L’opinion publique, dans un pays comme la France est très largement technophobe, a peur du progrès et est assez accrochée au passé. Elle s’intéresse assez peu à la prospective sur ce qui va arriver dans les décennies qui viennent.La fascination pour la technologie était beaucoup plus forte dans les années 60 où la population applaudissait les réussites technologiques qui étaient le Concorde, les premières fusées, le développement de l’énergie atomique… Aujourd’hui, la population française a pas mal peur de la technologie. Regardez les réactions sur les OGM, la réaction des écologistes sur le nucléaire,etc. Globalement, la population a beaucoup moins confiance en la science qu’elle en avait il y a 50 ans.

Est-ce que cette méfiance n’est pas aussi due au débat sur la vie privée et la protection des données personnelles ?


En réalité, les gens n’ont pas peur pour leurs données personnelles, sinon ils n’afficheraient pas tout dans Facebook. Nous pouvons le regretter mais quand vous voyez les milliers de personnes qui font des selfies d’eux-mêmes nus,et qu’ils les mettent sur Internet,on voit bien que nous sommes dans une phase où les gens sont de moins en moins pudiques et partagent de plus en plus leurs données.

Vous pensez important d’encadrer cette protection des données, comme par exemple ce que fait l’Union européenne avec la réforme de sa directive sur les données personnelles ?

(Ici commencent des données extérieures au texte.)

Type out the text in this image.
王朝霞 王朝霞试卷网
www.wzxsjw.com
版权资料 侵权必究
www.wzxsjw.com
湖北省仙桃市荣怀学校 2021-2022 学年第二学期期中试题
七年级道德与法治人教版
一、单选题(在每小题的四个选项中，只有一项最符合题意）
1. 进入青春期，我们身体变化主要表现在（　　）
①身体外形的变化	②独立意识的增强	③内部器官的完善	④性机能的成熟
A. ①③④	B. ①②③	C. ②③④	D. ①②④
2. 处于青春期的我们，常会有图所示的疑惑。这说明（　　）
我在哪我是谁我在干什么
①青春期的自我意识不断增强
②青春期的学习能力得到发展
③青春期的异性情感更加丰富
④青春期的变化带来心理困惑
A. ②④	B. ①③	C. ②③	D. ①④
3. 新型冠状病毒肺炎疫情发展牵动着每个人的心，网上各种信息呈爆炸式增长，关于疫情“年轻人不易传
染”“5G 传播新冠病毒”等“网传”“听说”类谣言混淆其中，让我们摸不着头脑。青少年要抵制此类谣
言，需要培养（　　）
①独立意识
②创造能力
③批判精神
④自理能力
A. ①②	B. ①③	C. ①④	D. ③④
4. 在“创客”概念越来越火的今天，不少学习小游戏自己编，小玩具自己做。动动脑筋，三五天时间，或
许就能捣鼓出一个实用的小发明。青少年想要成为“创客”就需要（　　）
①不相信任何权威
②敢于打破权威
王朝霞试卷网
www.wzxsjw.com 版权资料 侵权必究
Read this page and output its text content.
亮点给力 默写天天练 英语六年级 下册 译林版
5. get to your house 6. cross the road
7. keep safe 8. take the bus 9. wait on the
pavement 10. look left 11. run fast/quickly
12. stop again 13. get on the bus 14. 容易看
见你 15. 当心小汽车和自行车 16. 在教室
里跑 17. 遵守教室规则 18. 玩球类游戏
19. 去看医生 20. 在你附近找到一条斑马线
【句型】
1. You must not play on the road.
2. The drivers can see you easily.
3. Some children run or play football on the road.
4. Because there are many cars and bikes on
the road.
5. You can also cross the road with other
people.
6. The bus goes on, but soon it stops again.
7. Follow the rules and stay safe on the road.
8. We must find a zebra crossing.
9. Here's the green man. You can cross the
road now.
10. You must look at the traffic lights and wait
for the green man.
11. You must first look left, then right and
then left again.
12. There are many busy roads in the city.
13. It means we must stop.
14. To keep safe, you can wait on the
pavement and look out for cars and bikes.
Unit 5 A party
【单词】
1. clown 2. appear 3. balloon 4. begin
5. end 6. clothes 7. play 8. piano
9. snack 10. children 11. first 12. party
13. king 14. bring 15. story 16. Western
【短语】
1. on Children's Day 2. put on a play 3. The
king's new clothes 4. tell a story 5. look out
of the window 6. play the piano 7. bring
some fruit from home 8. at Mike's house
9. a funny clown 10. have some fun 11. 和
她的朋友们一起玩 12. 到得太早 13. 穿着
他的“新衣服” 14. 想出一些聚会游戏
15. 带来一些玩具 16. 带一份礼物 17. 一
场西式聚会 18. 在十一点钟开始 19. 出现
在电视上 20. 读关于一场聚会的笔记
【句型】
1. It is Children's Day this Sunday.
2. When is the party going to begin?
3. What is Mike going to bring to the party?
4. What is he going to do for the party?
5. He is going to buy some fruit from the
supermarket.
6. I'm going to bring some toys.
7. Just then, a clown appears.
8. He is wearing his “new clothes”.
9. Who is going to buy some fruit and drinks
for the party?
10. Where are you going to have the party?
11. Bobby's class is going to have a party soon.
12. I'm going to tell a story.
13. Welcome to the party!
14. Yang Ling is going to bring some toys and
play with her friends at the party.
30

Les gens devraient être plus raisonnables et protéger davantage leurs données sensibles. Il est clair qu’il faut encadrer ce que les grands groupes informatiques font de nos données. Si, demain,des acteurs comme Google,à côté d’informations sur nos vies numériques, ont aussi des informations sur notre génome, notre séquençage ADN et des données sur notre état de santé, il est clair que ces données devront être protégées par la loi.

Pouvez-vous m’expliquez ce qu’est le transhumanisme ?


C’est l’idéologie qui pense qu’il est légitime d’utiliser toutes les nanobiotechnologies, l’informatique et les sciences du cerveau pour faire reculer la mort et augmenter les capacités de l’homme. Ils se trouvent que la plupart des dirigeants de Google sont justement des transhumanistes. C’est le cas de Sergei Brin,Larry Page, Vince Cerf, Ray Kurzweil. Cette idéologie est extrêmement présente chez Google. C’est la raison pour laquelle Google investit massivement la lutte contre la mort et les nanobiotechnologies au travers notamment de sa filiale Calico, avec pour objectif de prolonger la vie humaine de 20 années d’ici 2035.

Pourquoi vous intéressez-vous autant à Google ?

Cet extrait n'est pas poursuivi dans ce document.